GLI 8O EURO DI RENZI NON HANNO RIDOTTO LE IMPOSTE MA HANNO AUMENTATO LA SPESA.
Nel 2014 la pressione fiscale è salita dello 0,1% rispetto al 2014, passando dal 43,4% al 45,5%.E’ ancora una volta l’Istat a recitare la parte del “gufo” o, meglio, a riportare al centro dell’attenzione i dati reali, invece della propaganda che dispensa ottimismo ad ogni costo e, purtroppo, in contrasto con la realtà dei fatti.
Per tutto un anno il Governo ha insistito con l’assicurare famiglie, imprese e cittadini che le manovre economiche e fiscali, insieme con le riforme attivate, avrebbero colto il risultato di ridurre la spesa e il deficit, nonché la pressione fiscale.
Niente di tutto ciò risulta confermato dall’analisi dei dati dell’Istat. Il comunicato reso pubblico il 2 aprile sul punto è estremamente preciso: “Nel complesso del 2014, le uscite totali sono aumentate dello 0,8% rispetto all’anno precedente e il corrispondente rapporto rispetto al Pil è stato pari a 51,1% (50,9% nel 2013); le entrate totali sono aumentate dello 0,6%, con un’incidenza sul Pil del 48,1% (+0,1 punti percentuali rispetto al 2013). La pressione fiscale è risultata pari nel 2014 al 43,5%, in aumento di 0,1 punti percentuali rispetto all’anno precedente”.
In poche righe, tre elementi che smentiscono tutta la narrazione fin qui offerta delle manovre e delle riforme. La spesa pubblica continua inarrestabile ad aumentare: nessuna riforma, come quella tanto propagandata delle province, né l’intervento sulla spesa per i contratti di appalto della primavera del 2014, né l’aggregazione degli enti appaltanti, è servita a fermare la corsa della spesa. Simmetricamente, anche le entrate sono aumentate, cosa necessaria per sostenere la crescita senza sosta della spesa. Ulteriore conseguenza: la pressione fiscale, aumentando la spesa, non poteva che crescere a sua volta.
L’anno 2014 è importante. Non si deve dimenticare che fin dal maggio dello scorso anno il Governo ed il Parlamento hanno innestato la misura ormai famosissima degli 80 euro. Tutti gli esponenti del Governo e della maggioranza hanno sempre, sin qui, affermato che si è trattato di una delle più grandi operazione di riduzione delle imposte, e per questo è stata replicata anche nel 2015.
L’Istat dimostra che non è così. L’erogazione degli 80 euro non è affatto una riduzione delle imposte, bensì vera e propria spesa corrente nuova ed aggiuntiva. Infatti, nel bilancio è contabilizzata come “prestazioni sociali in denaro”, cioè trasferimenti, contributi che lo Stato dà ai lavoratori dipendenti con reddito fino a 26.000 euro l’anno.

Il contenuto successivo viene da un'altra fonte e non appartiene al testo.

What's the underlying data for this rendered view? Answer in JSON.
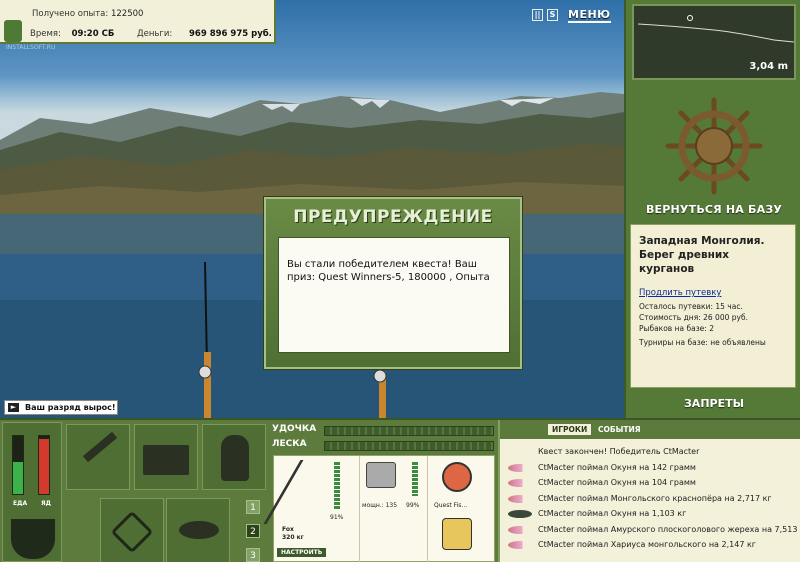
{
  "stats": {
    "experience_label": "Получено опыта:",
    "experience_value": "122500",
    "time_label": "Время:",
    "time_value": "09:20 СБ",
    "money_label": "Деньги:",
    "money_value": "969 896 975 руб.",
    "watermark": "INSTALLSOFT.RU"
  },
  "topbar": {
    "pause_icon": "pause-icon",
    "sound_icon": "sound-icon",
    "sound_label": "S",
    "menu_label": "МЕНЮ"
  },
  "depth": {
    "value": "3,04 m"
  },
  "base": {
    "return_label": "ВЕРНУТЬСЯ НА БАЗУ",
    "location_title": "Западная Монголия. Берег древних курганов",
    "extend_link": "Продлить путевку",
    "trip_left": "Осталось путевки: 15 час.",
    "day_cost": "Стоимость дня: 26 000 руб.",
    "anglers": "Рыбаков на базе: 2",
    "tournaments": "Турниры на базе: не объявлены",
    "bans_label": "ЗАПРЕТЫ"
  },
  "dialog": {
    "title": "ПРЕДУПРЕЖДЕНИЕ",
    "message": "Вы стали победителем квеста! Ваш приз: Quest Winners-5, 180000 , Опыта"
  },
  "rankup": {
    "label": "Ваш разряд вырос!"
  },
  "bottom": {
    "food_label": "ЕДА",
    "poison_label": "ЯД",
    "food_level": 0.55,
    "poison_level": 0.95,
    "rod_label": "УДОЧКА",
    "line_label": "ЛЕСКА",
    "page_numbers": [
      "1",
      "2",
      "3"
    ],
    "tackle": {
      "rod_pct": "91%",
      "rod_name": "Fox",
      "rod_weight": "320 кг",
      "setup_button": "НАСТРОИТЬ",
      "reel_power": "мощн.: 135",
      "reel_pct": "99%",
      "line_name": "Quest Fis..."
    }
  },
  "events": {
    "tabs": [
      "ИГРОКИ",
      "СОБЫТИЯ"
    ],
    "lines": [
      "Квест закончен! Победитель CtMacter",
      "CtMacter поймал Окуня на 142 грамм",
      "CtMacter поймал Окуня на 104 грамм",
      "CtMacter поймал Монгольского краснопёра на 2,717 кг",
      "CtMacter поймал Окуня на 1,103 кг",
      "CtMacter поймал Амурского плоскоголового жереха на 7,513 кг",
      "CtMacter поймал Хариуса монгольского на 2,147 кг"
    ]
  }
}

Proprio perché si tratta di spesa pubblica vera e propria (nel 2014 è stata pari a 6 miliardi, che salgono a 10 nel 2015), non c’è affatto stato l’effetto di riduzione delle imposte. Al contrario, allo scopo di sostenere l’aumento della spesa, sono state ritoccate varie imposte, in particolare quelle locali e le accise, così da consentire che all’aumento della spesa corrispondesse una simmetrica entrata.
L’effetto finale, dunque, degli 80 euro non è affatto stato quello ridurre le imposte ai cittadini, ma, al contrario, di redistribuire il maggior gettito fiscale prelevato da tutti i contribuenti, per assegnarlo solo ad una parte di essi, appunto i destinatari degli 80 euro. I quali, comunque, a loro volta hanno subito gli incrementi delle imposte. E questa è una delle spiegazioni della sostanziale inutilità dell’elargizione, che non ha incrementato il reddito disponibile e, conseguentemente, ha avuto influenza pari a zero sull’auspicato aumento dei consumi, perso di vista dai Radar.
La conseguenza di tutto ciò è stato l’ulteriore abbassamento del Pil dello 0,4%. Per il 2015 il Governo pare intenzionato a prevedere un incremento del Pil dello 0,7%, ferme restando le misure economiche, 80 euro comprese, assolutamente inefficaci nel 2014. Se il Pil crescerà, è evidente, sarà allora solo per eventi esterni alle manovre, come, in particolare, l’immissione di liquidità nel sistema economico, decisa dalla Bce.